Keeping economic benefits of clean energy local

BlocPower’s model goes beyond bringing the energy savings to poor neighborhoods; it is also working to keep the wealth creation local. 

According to Baird, the financial product developed with Goldman creates a holding company that owns the clean energy equipment available to low-income building owners. The twist is these holding companies could be co-owned by low-income community members and nonprofits, so they benefit from the dividends. 
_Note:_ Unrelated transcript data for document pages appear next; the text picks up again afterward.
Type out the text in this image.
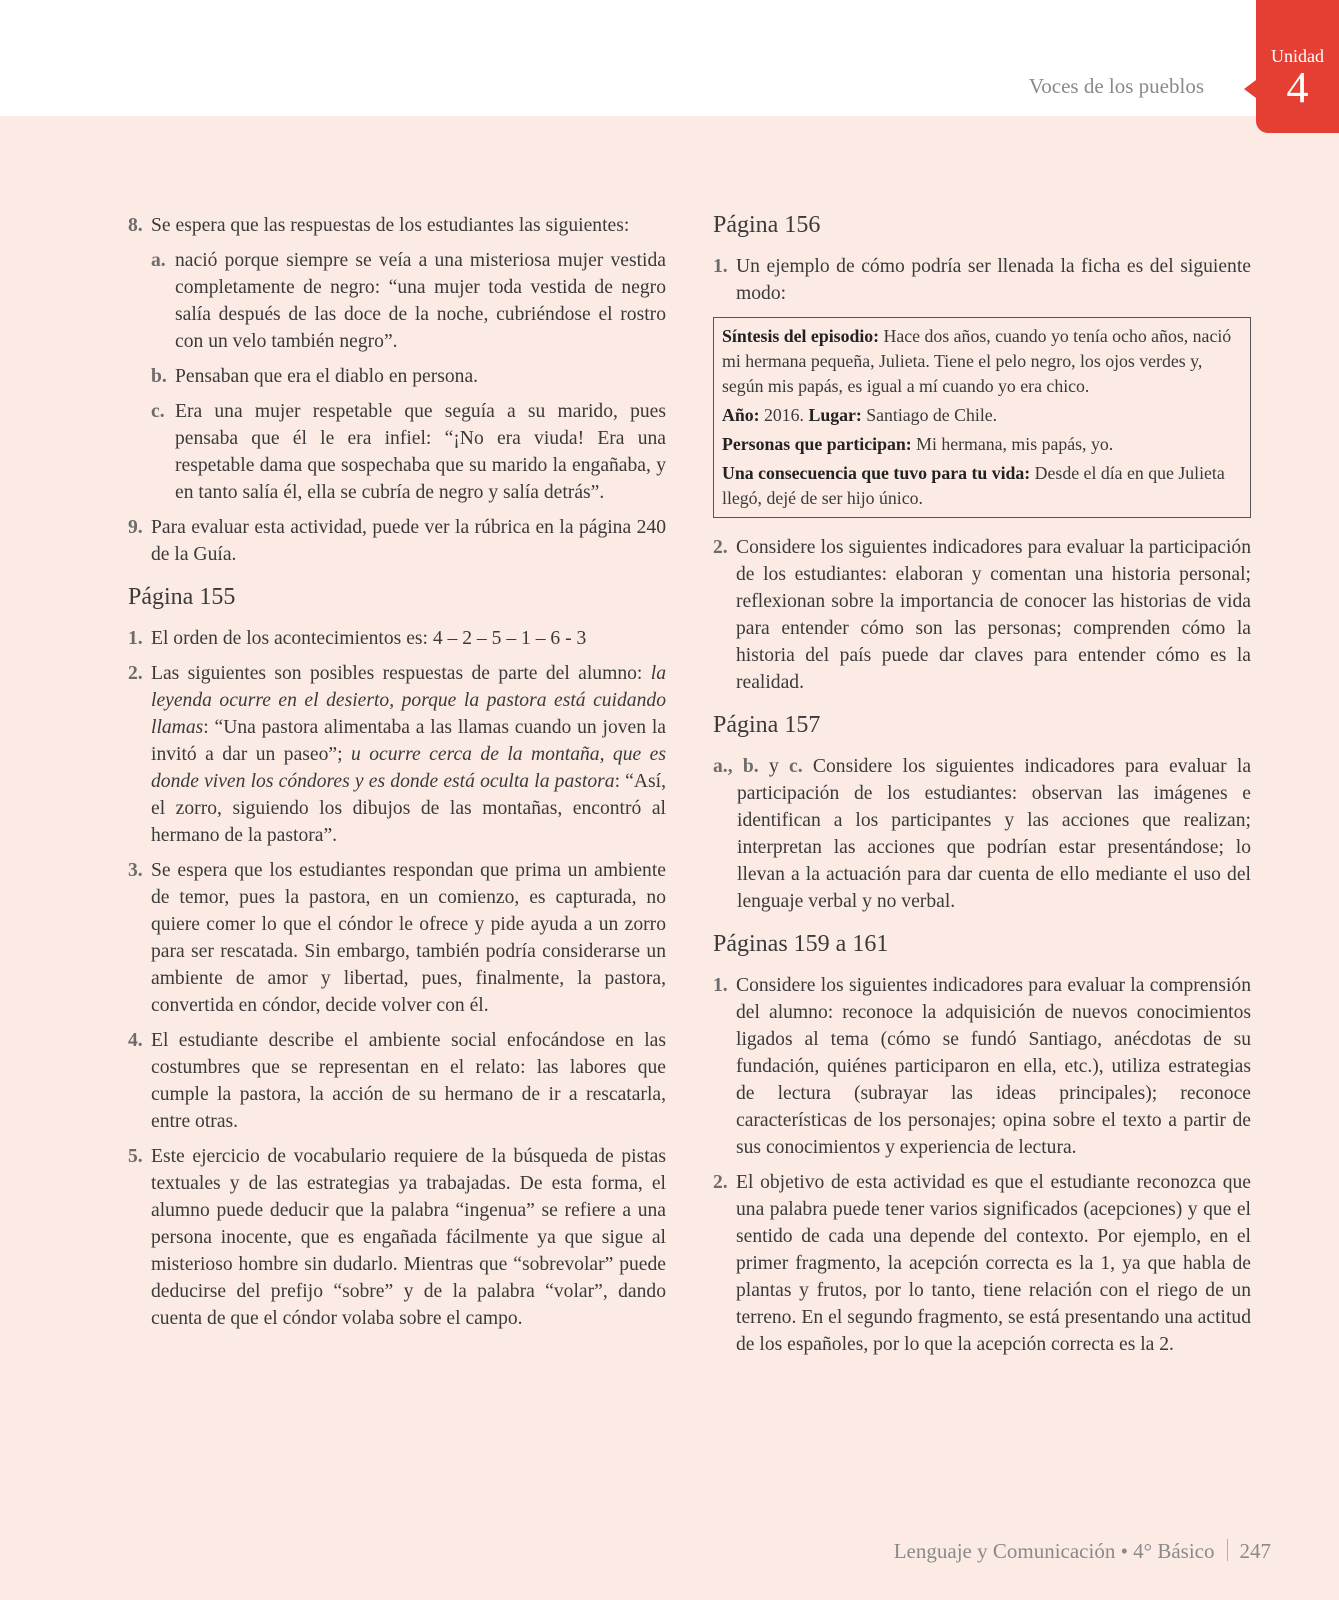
Voces de los pueblos
Unidad
4
8. Se espera que las respuestas de los estudiantes las siguientes:
a. nació porque siempre se veía a una misteriosa mujer vestida completamente de negro: “una mujer toda vestida de negro salía después de las doce de la noche, cubriéndose el rostro con un velo también negro”.
b. Pensaban que era el diablo en persona.
c. Era una mujer respetable que seguía a su marido, pues pensaba que él le era infiel: “¡No era viuda! Era una respetable dama que sospechaba que su marido la engañaba, y en tanto salía él, ella se cubría de negro y salía detrás”.
9. Para evaluar esta actividad, puede ver la rúbrica en la página 240 de la Guía.
Página 155
1. El orden de los acontecimientos es: 4 – 2 – 5 – 1 – 6 - 3
2. Las siguientes son posibles respuestas de parte del alumno: la leyenda ocurre en el desierto, porque la pastora está cuidando llamas: “Una pastora alimentaba a las llamas cuando un joven la invitó a dar un paseo”; u ocurre cerca de la montaña, que es donde viven los cóndores y es donde está oculta la pastora: “Así, el zorro, siguiendo los dibujos de las montañas, encontró al hermano de la pastora”.
3. Se espera que los estudiantes respondan que prima un ambiente de temor, pues la pastora, en un comienzo, es capturada, no quiere comer lo que el cóndor le ofrece y pide ayuda a un zorro para ser rescatada. Sin embargo, también podría considerarse un ambiente de amor y libertad, pues, finalmente, la pastora, convertida en cóndor, decide volver con él.
4. El estudiante describe el ambiente social enfocándose en las costumbres que se representan en el relato: las labores que cumple la pastora, la acción de su hermano de ir a rescatarla, entre otras.
5. Este ejercicio de vocabulario requiere de la búsqueda de pistas textuales y de las estrategias ya trabajadas. De esta forma, el alumno puede deducir que la palabra “ingenua” se refiere a una persona inocente, que es engañada fácilmente ya que sigue al misterioso hombre sin dudarlo. Mientras que “sobrevolar” puede deducirse del prefijo “sobre” y de la palabra “volar”, dando cuenta de que el cóndor volaba sobre el campo.
Página 156
1. Un ejemplo de cómo podría ser llenada la ficha es del siguiente modo:

Síntesis del episodio: Hace dos años, cuando yo tenía ocho años, nació mi hermana pequeña, Julieta. Tiene el pelo negro, los ojos verdes y, según mis papás, es igual a mí cuando yo era chico.

Año: 2016. Lugar: Santiago de Chile.

Personas que participan: Mi hermana, mis papás, yo.

Una consecuencia que tuvo para tu vida: Desde el día en que Julieta llegó, dejé de ser hijo único.

2. Considere los siguientes indicadores para evaluar la participación de los estudiantes: elaboran y comentan una historia personal; reflexionan sobre la importancia de conocer las historias de vida para entender cómo son las personas; comprenden cómo la historia del país puede dar claves para entender cómo es la realidad.
Página 157
a., b. y c. Considere los siguientes indicadores para evaluar la participación de los estudiantes: observan las imágenes e identifican a los participantes y las acciones que realizan; interpretan las acciones que podrían estar presentándose; lo llevan a la actuación para dar cuenta de ello mediante el uso del lenguaje verbal y no verbal.
Páginas 159 a 161
1. Considere los siguientes indicadores para evaluar la comprensión del alumno: reconoce la adquisición de nuevos conocimientos ligados al tema (cómo se fundó Santiago, anécdotas de su fundación, quiénes participaron en ella, etc.), utiliza estrategias de lectura (subrayar las ideas principales); reconoce características de los personajes; opina sobre el texto a partir de sus conocimientos y experiencia de lectura.
2. El objetivo de esta actividad es que el estudiante reconozca que una palabra puede tener varios significados (acepciones) y que el sentido de cada una depende del contexto. Por ejemplo, en el primer fragmento, la acepción correcta es la 1, ya que habla de plantas y frutos, por lo tanto, tiene relación con el riego de un terreno. En el segundo fragmento, se está presentando una actitud de los españoles, por lo que la acepción correcta es la 2.
Lenguaje y Comunicación • 4° Básico 247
"So now the idea or concerns about, ‘How do you get people of color or low-income people in the climate movement?’ Well, we’re going to give you an economic stake," Baird said on Watt It Takes. "We’re going to give you equity, not just in terms of, ‘Are we going to treat you fairly?’ Equity in terms of, ‘We’re going to give you stock in a new corporation that we’re co-creating so that you have financial incentive to participate in the clean energy economy."

Relatedly, BlocPower strives to create local jobs within the communities where building upgrades occur. While the details of job training aren’t spelled out in the company’s funding release, the idea is solid; workforce training uplifts communities and keeps people engaged in the clean economy. 

And there will be enough jobs to go around. Rewiring America, a think tank that has done detailed accounting into what it would take to curb U.S. emissions, estimates that electrifying everything (buildings, transport and industry) would create upwards of 25 million jobs in America alone. 

Building electrification is worth it

From a climate perspective, electrification is an imperative. There just isn’t a path to a safe climate future without addressing natural gas in buildings. But even if that weren’t the case, electrification is great for building occupants.

From a cost perspective, electrification will slash energy bills in new construction and in many retrofits today. Looking forward to the cost of electricity in the years to come, Rewiring America determined that the average American household would save an average of $1,900 per year by going all-electric — including financing to switch to electric appliances and cars. 

This is especially valuable for communities of color, who disproportionately suffer from energy poverty, meaning they struggle to afford baseline energy needs. As a percentage of income, Black households pay upwards of threefold more than white households for energy. Relieving monthly expenses associated with inefficient and dirty energy is a natural way to uplift communities and help keep money local. 

From a health perspective, a growing mountain of evidence shows natural gas appliances in homes can be dangerous, with research from UCLA showing they produce a range of air pollutants inside homes that can have acute and chronic health impacts. This is especially bad in smaller apartments — where low-income families tend to live.